For which end doubtless those direct historical Notices, where they can be met with, are the best. Nevertheless, of this sort too there occurs much, which, with our present light, it were questionable to emit. Teufelsdrockh vibrating everywhere between the highest and the lowest levels, comes into contact with public History itself. For example, those conversations and relations with illustrious Persons, as Sultan Mahmoud, the Emperor Napoleon, and others, are they not as yet rather of a diplomatic character than of a biographic? The Editor, appreciating the sacredness of crowned heads, nay perhaps suspecting the possible trickeries of a Clothes-Philosopher, will eschew this province for the present; a new time may bring new insight and a different duty.

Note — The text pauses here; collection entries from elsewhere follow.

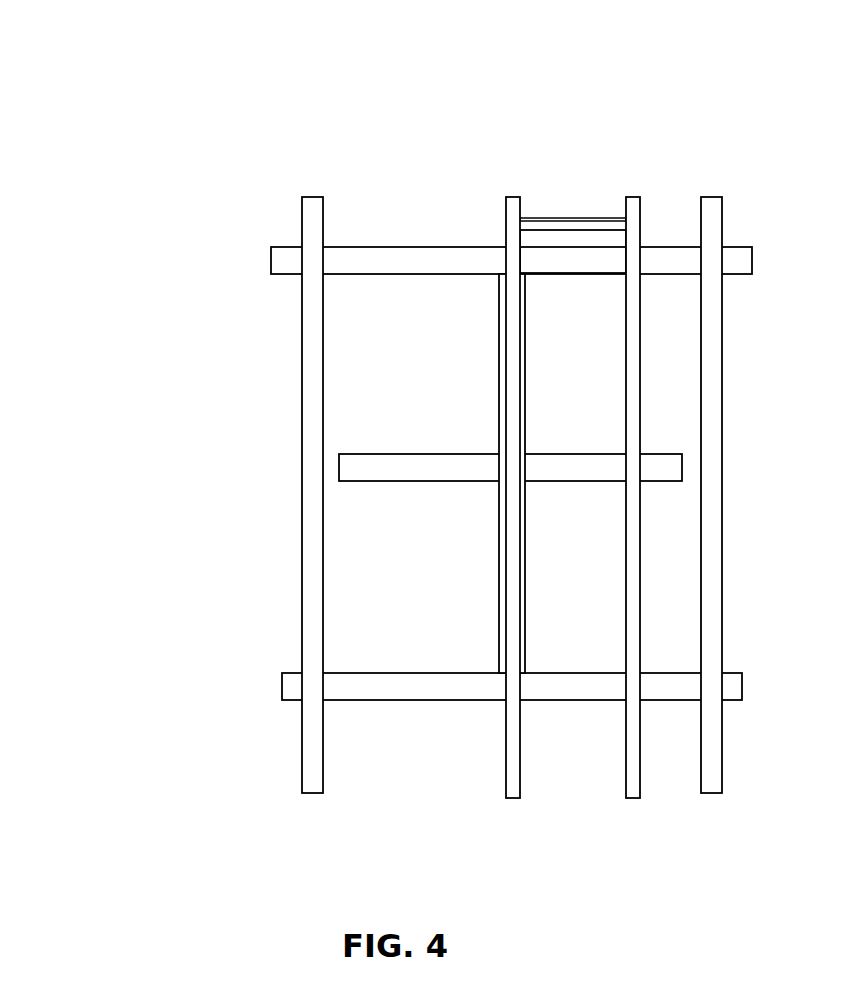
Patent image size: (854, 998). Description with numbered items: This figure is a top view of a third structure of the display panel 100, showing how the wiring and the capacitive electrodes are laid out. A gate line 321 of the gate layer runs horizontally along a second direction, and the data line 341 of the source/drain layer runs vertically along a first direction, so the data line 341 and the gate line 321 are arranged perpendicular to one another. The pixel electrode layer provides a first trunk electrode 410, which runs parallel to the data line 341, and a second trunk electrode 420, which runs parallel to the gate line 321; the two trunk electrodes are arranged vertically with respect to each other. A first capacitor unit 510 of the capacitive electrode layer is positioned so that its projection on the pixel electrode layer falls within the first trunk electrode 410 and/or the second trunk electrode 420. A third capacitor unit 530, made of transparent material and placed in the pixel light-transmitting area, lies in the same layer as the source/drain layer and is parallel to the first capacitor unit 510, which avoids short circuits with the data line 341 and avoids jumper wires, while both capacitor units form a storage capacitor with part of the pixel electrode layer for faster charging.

The display panel 100 is at (161, 83).
The gate line 321 is at (282, 686).
The data line 341 is at (302, 218).
The first trunk electrode 410 is at (500, 645).
The second trunk electrode 420 is at (338, 470).
The first capacitor unit 510 is at (507, 208).
The third capacitor unit 530 is at (642, 213).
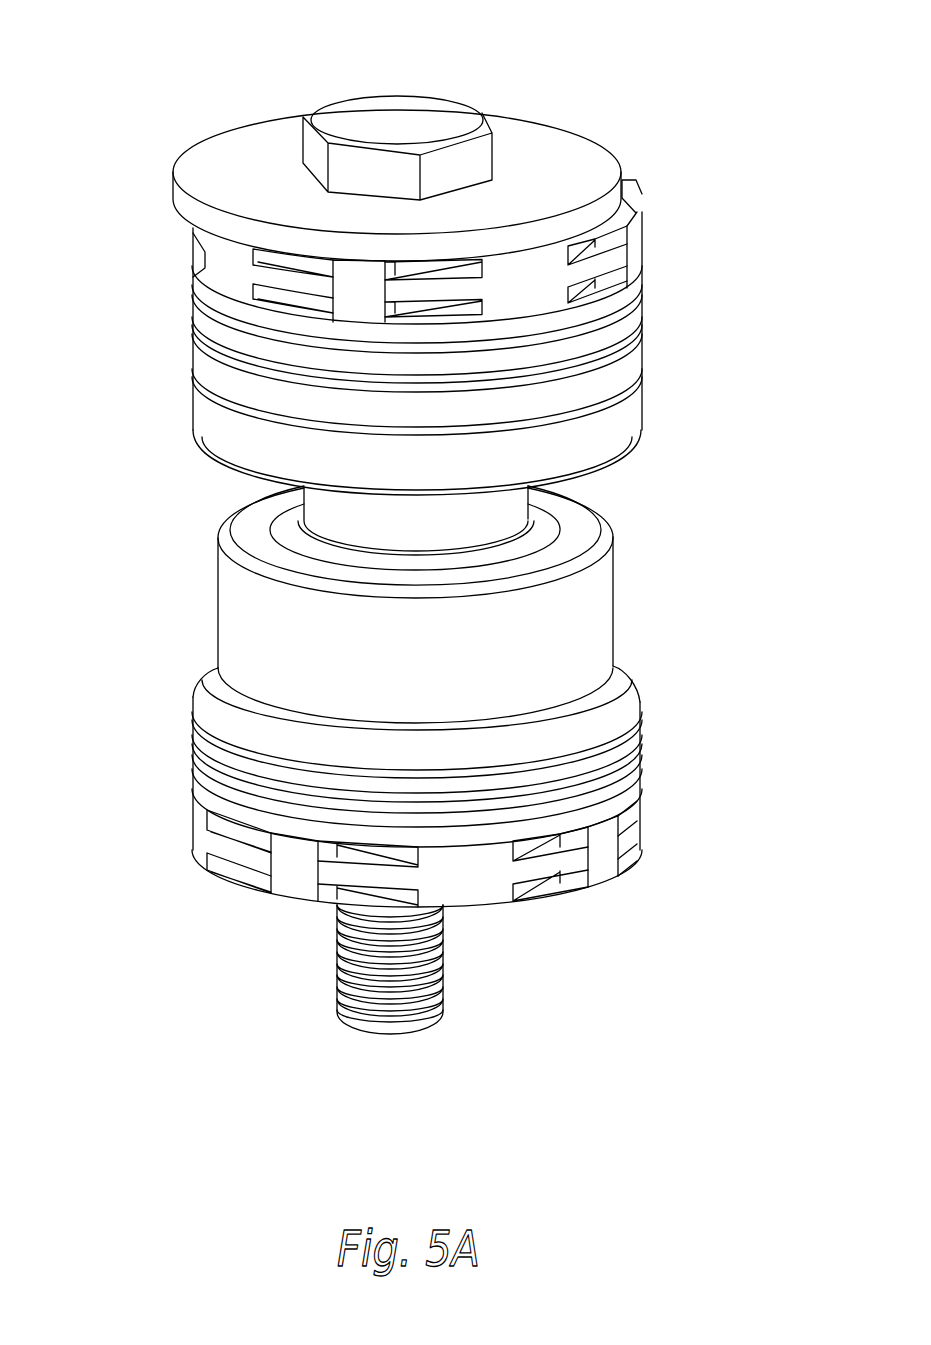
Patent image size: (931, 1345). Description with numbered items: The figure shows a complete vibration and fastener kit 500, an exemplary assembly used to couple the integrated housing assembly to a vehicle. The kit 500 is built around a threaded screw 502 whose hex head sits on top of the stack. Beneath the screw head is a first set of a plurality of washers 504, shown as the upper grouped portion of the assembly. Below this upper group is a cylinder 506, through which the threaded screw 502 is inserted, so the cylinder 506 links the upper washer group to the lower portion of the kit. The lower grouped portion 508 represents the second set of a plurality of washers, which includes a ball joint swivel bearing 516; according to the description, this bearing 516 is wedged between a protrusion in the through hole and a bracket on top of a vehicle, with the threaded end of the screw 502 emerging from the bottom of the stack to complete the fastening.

The vibration and fastener kit 500 is at (435, 518).
The threaded screw 502 is at (375, 114).
The first set of a plurality of washers 504 is at (476, 269).
The cylinder 506 is at (339, 510).
The lower body portion 508 is at (435, 760).
The ball joint swivel bearing 516 is at (326, 658).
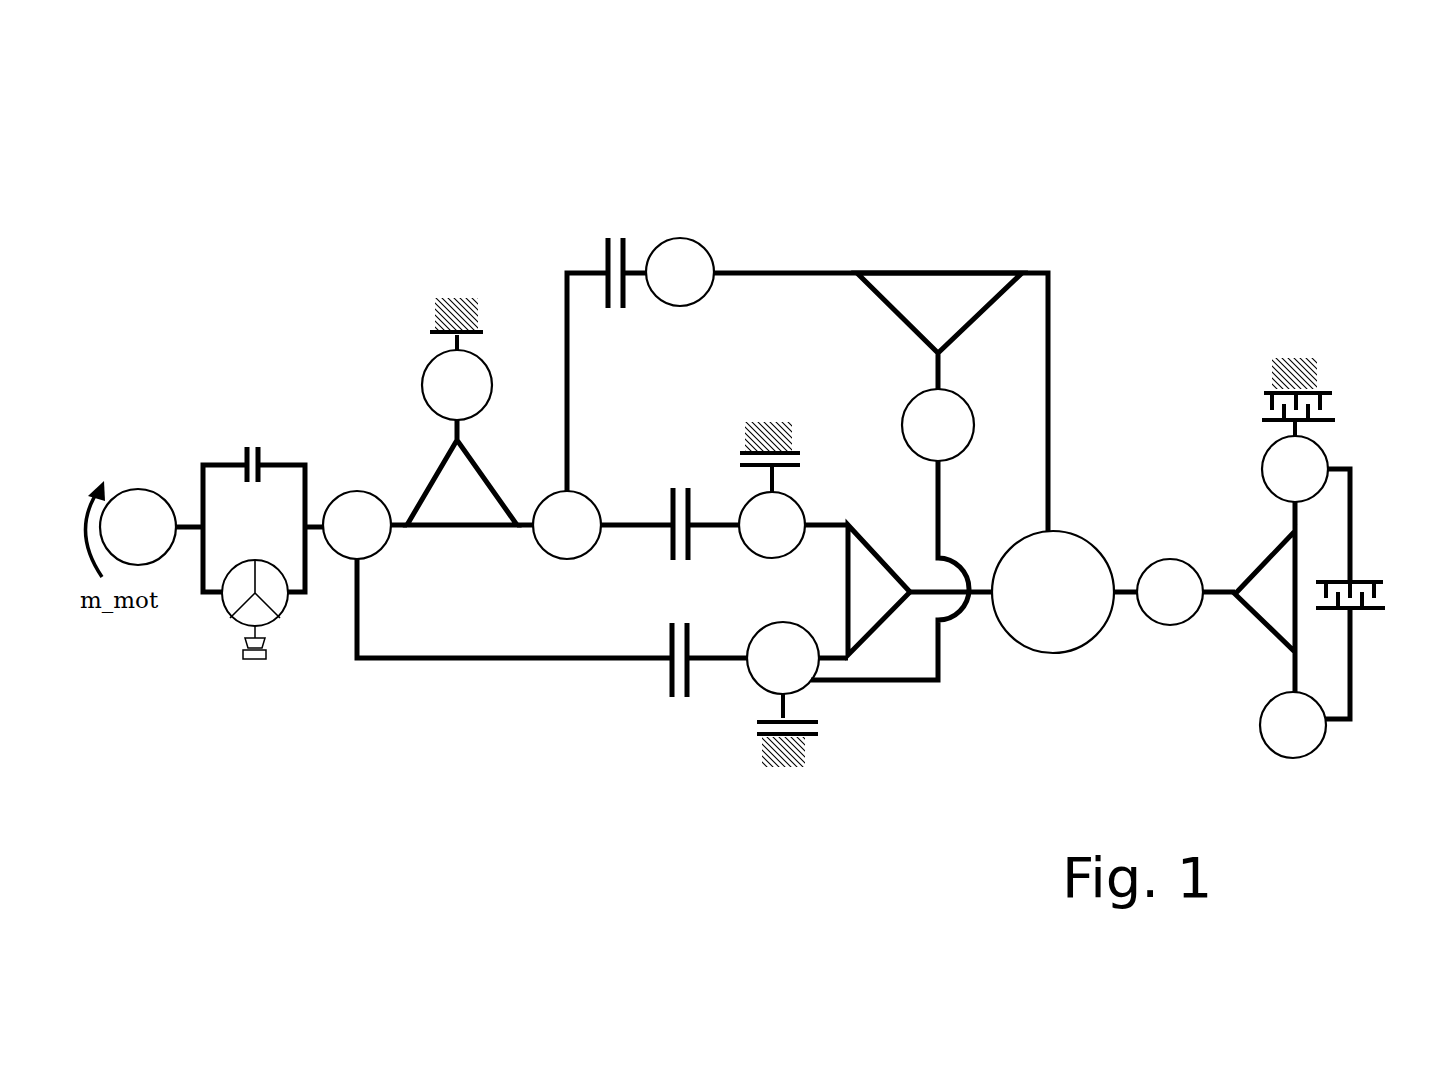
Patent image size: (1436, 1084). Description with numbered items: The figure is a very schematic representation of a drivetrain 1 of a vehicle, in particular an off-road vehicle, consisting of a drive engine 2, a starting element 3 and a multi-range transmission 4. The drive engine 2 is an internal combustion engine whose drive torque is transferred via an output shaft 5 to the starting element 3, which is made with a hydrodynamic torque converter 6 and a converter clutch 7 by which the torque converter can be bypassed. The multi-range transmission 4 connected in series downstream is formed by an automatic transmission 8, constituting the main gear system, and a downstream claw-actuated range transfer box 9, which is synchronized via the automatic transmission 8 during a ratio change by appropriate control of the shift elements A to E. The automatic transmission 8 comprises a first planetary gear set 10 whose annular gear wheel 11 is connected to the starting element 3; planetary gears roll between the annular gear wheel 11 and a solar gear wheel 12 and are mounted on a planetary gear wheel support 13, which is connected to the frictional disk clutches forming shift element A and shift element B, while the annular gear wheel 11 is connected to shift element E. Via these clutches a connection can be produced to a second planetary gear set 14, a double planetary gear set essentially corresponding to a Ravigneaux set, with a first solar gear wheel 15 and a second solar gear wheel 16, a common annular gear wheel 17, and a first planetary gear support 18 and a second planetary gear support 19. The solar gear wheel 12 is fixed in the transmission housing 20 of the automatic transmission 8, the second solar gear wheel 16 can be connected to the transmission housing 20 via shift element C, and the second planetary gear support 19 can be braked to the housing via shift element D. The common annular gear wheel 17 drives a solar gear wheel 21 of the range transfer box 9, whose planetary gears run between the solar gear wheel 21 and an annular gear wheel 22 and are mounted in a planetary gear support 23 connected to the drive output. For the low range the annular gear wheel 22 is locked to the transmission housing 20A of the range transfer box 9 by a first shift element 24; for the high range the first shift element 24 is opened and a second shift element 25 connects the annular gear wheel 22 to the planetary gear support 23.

The drivetrain 1 is at (224, 258).
The drive engine 2 is at (136, 525).
The starting element 3 is at (246, 422).
The multi-range transmission 4 is at (458, 262).
The output shaft 5 is at (186, 520).
The hydrodynamic torque converter 6 is at (237, 600).
The converter clutch 7 is at (262, 460).
The automatic transmission 8 is at (786, 272).
The range transfer box 9 is at (1280, 535).
The first planetary gear set 10 is at (455, 550).
The annular gear wheel 11 is at (367, 507).
The solar gear wheel 12 is at (475, 383).
The planetary gear wheel support 13 is at (571, 517).
The second planetary gear set 14 is at (1065, 400).
The first solar gear wheel 15 is at (688, 265).
The second solar gear wheel 16 is at (788, 512).
The common annular gear wheel 17 is at (1060, 595).
The first planetary gear support 18 is at (950, 423).
The second planetary gear support 19 is at (780, 660).
The transmission housing 20 is at (445, 305).
The transmission housing of the range transfer box 20A is at (1290, 370).
The solar gear wheel 21 is at (1157, 550).
The annular gear wheel 22 is at (1300, 462).
The planetary gear support 23 is at (1287, 745).
The first shift element 24 is at (1327, 390).
The second shift element 25 is at (1370, 578).
The shift element A is at (622, 250).
The shift element B is at (684, 487).
The shift element C is at (795, 455).
The shift element D is at (818, 738).
The shift element E is at (670, 680).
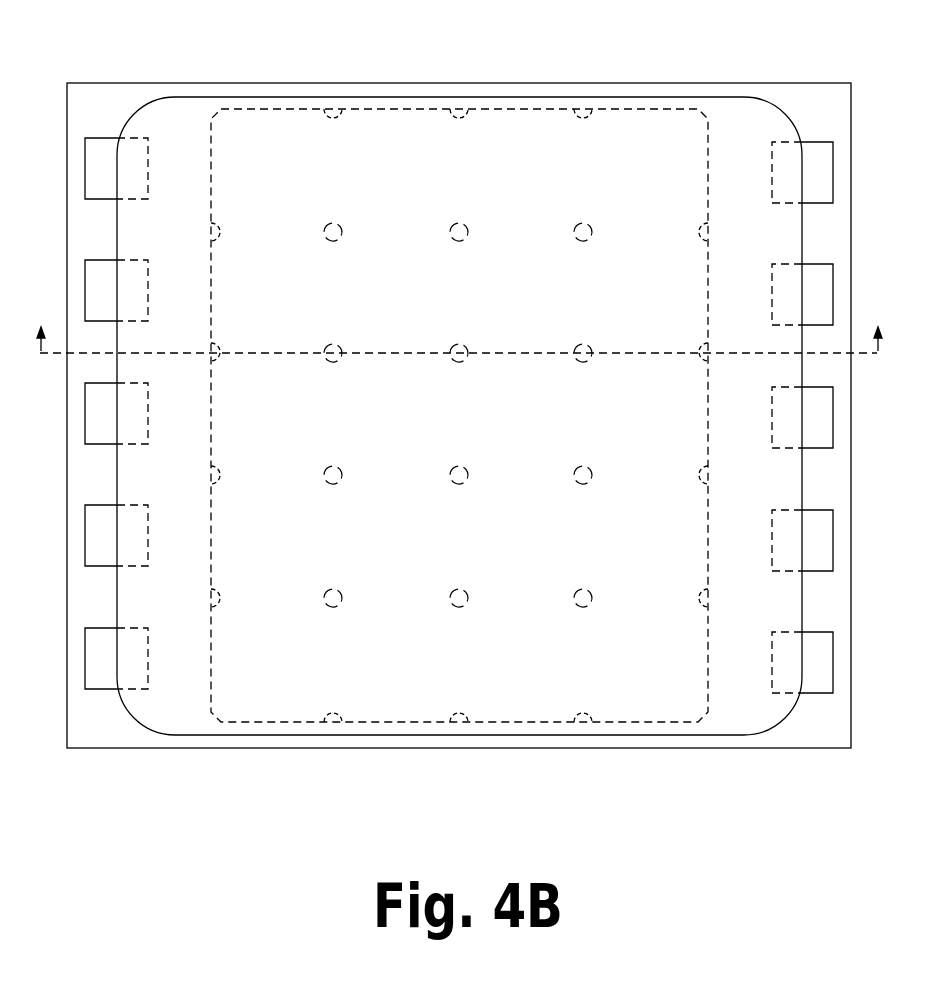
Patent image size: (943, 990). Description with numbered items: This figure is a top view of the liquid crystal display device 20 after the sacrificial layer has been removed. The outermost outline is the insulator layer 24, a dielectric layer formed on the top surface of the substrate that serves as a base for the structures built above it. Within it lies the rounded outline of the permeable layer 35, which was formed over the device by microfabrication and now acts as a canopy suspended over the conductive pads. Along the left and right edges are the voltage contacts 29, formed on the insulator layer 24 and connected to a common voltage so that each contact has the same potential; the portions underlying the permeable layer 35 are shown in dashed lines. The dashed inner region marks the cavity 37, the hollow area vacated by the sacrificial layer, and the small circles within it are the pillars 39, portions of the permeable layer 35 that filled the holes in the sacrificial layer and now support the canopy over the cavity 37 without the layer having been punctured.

The liquid crystal display (LCD) device 20 is at (290, 64).
The insulator layer 24 is at (387, 83).
The voltage contacts 29 is at (802, 143).
The permeable layer 35 is at (645, 97).
The cavity 37 is at (492, 109).
The pillars 39 is at (327, 225).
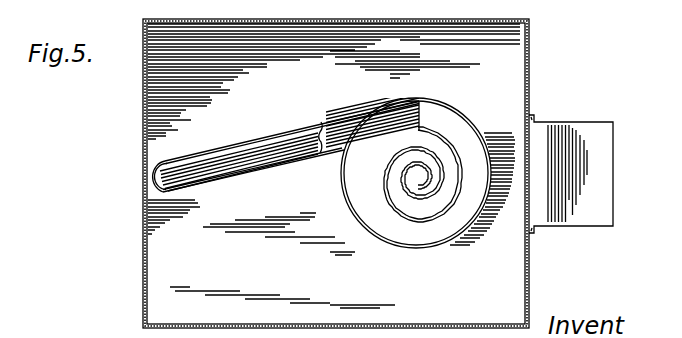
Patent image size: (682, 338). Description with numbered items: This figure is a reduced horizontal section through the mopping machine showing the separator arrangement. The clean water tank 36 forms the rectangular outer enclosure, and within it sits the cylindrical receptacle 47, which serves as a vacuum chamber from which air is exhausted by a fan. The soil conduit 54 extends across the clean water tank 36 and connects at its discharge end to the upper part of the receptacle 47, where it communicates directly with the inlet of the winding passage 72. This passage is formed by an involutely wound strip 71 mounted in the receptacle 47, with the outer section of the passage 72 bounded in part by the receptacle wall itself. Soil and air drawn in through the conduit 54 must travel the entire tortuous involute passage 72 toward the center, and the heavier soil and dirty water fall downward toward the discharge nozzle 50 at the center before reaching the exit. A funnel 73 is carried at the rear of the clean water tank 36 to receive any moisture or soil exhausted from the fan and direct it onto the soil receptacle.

The clean water tank 36 is at (530, 81).
The cylindrical receptacle 47 is at (448, 102).
The discharge nozzle 50 is at (425, 173).
The conduit 54 is at (273, 131).
The involutely wound strip 71 is at (450, 165).
The winding passage 72 is at (452, 174).
The funnel 73 is at (605, 174).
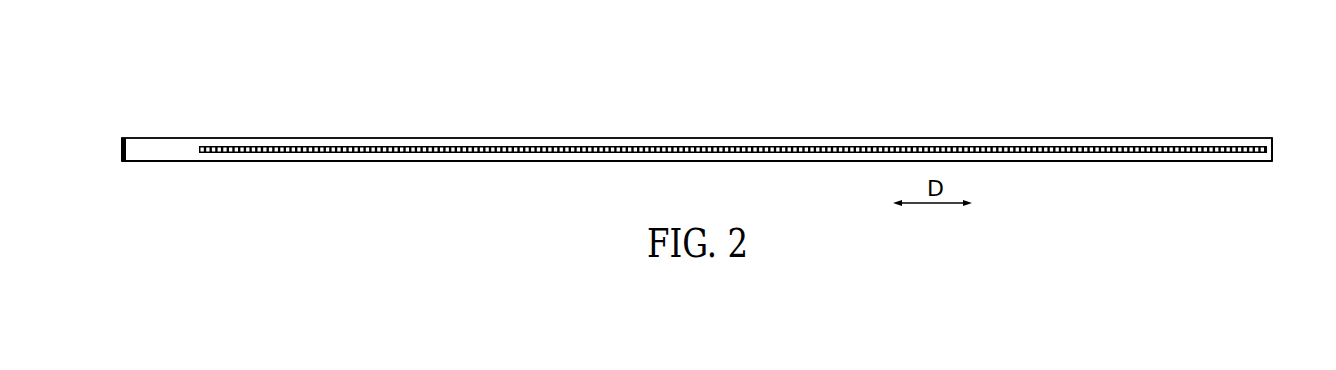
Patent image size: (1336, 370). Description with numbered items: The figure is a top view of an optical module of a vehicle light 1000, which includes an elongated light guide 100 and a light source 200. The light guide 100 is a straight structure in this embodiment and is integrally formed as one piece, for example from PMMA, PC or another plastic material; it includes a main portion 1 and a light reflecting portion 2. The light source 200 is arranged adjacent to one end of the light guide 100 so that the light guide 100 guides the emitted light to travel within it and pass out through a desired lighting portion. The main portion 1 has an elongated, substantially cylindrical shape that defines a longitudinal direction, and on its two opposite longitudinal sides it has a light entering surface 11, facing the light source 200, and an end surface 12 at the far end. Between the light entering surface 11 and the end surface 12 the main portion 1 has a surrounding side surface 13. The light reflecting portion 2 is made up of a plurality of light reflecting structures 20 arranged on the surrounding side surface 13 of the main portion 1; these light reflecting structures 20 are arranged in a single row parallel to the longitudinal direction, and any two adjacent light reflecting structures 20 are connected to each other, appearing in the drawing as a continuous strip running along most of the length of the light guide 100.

The vehicle light 1000 is at (1213, 36).
The light guide 100 is at (450, 116).
The main portion 1 is at (178, 145).
The light entering surface 11 is at (121, 156).
The end surface 12 is at (1276, 148).
The surrounding side surface 13 is at (163, 163).
The light reflecting portion 2 is at (885, 58).
The light reflecting structures 20 is at (812, 146).
The light source 200 is at (116, 130).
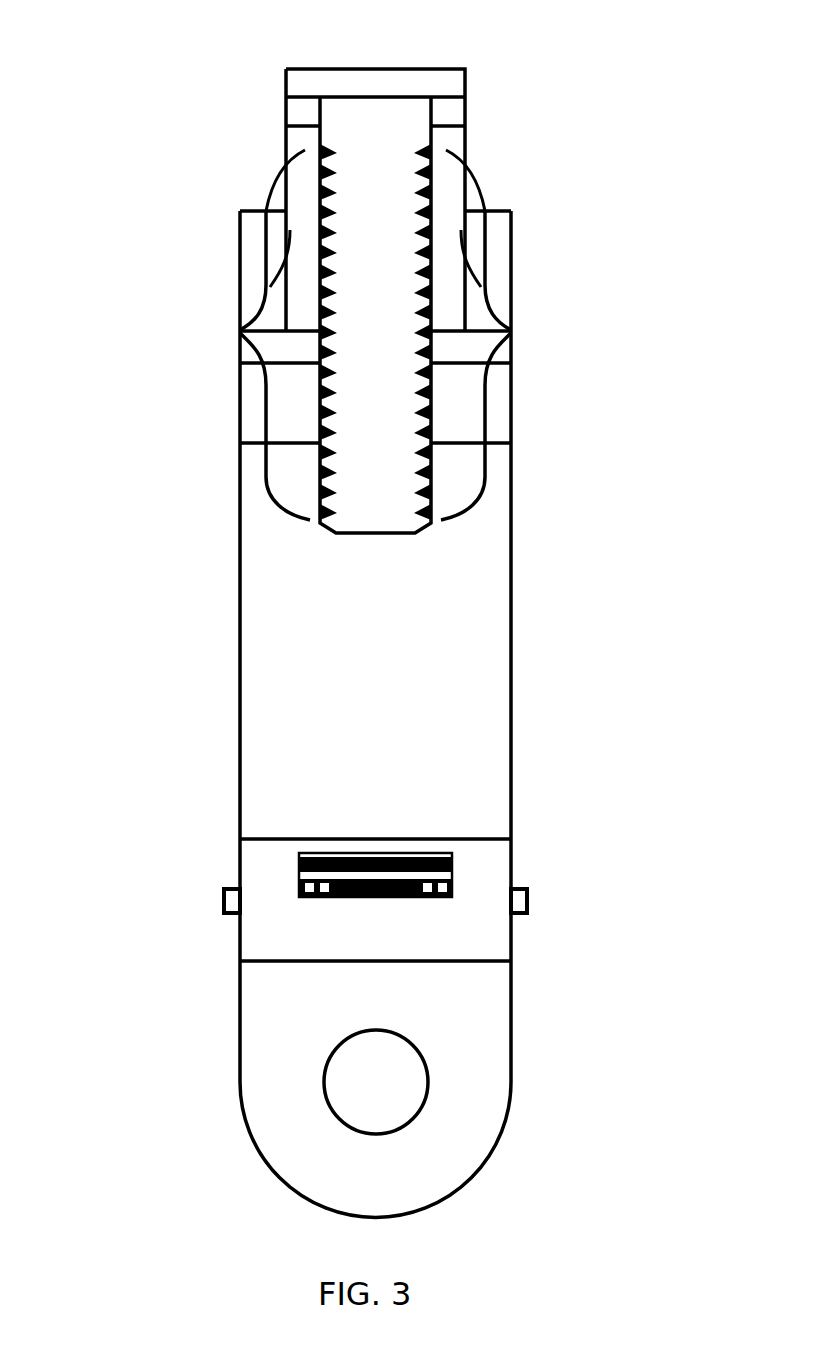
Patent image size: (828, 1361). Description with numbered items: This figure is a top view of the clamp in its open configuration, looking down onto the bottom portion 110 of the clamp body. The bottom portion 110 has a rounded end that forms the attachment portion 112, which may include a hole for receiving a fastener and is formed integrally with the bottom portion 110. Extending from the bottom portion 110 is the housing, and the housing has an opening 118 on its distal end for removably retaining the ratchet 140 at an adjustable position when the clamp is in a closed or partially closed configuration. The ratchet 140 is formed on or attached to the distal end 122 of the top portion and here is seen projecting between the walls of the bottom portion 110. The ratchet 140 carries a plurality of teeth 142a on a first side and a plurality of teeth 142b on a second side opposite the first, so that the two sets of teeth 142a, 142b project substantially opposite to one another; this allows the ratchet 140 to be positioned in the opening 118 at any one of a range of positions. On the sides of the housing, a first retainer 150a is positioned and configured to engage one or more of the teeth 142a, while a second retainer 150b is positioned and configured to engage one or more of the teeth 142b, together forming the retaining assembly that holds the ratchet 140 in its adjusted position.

The bottom portion 110 is at (250, 652).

If we ask now, not indeed with what ulterior Purpose, for there was none, yet with what immediate outlooks; at all events, in what mood of mind, the Professor undertook and prosecuted this world-pilgrimage,—the answer is more distinct than favorable. “A nameless Unrest,” says he, “urged me forward; to which the outward motion was some momentary lying solace. Whither should I go? My Loadstars were blotted out; in that canopy of grim fire shone no star. Yet forward must I; the ground burnt under me; there was no rest for the sole of my foot. I was alone, alone! Ever too the strong inward longing shaped Phantasms for itself: towards these, one after the other, must I fruitlessly wander. A feeling I had, that for my fever-thirst there was and must be somewhere a healing Fountain. To many fondly imagined Fountains, the Saints’ Wells of these days, did I pilgrim; to great Men, to great Cities, to great Events: but found there no healing. In strange countries, as in the well-known; in savage deserts, as in the press of corrupt civilization, it was ever the same: how could your Wanderer escape from—his own Shadow? Nevertheless still Forward! I felt as if in great haste; to do I saw not what. From the depths of my own heart, it called to me, Forwards! The winds and the streams, and all Nature sounded to me, Forwards! Ach Gott, I was even, once for all, a Son of Time.”
From which is it not clear that the internal Satanic School was still active enough? He says elsewhere: “The Enchiridion of Epictetus I had ever with me, often as my sole rational companion; and regret to mention that the nourishment it yielded was trifling.” Thou foolish Teufelsdrockh How could it else? Hadst thou not Greek enough to understand thus much: The end of Man is an Action, and not a Thought, though it were the noblest?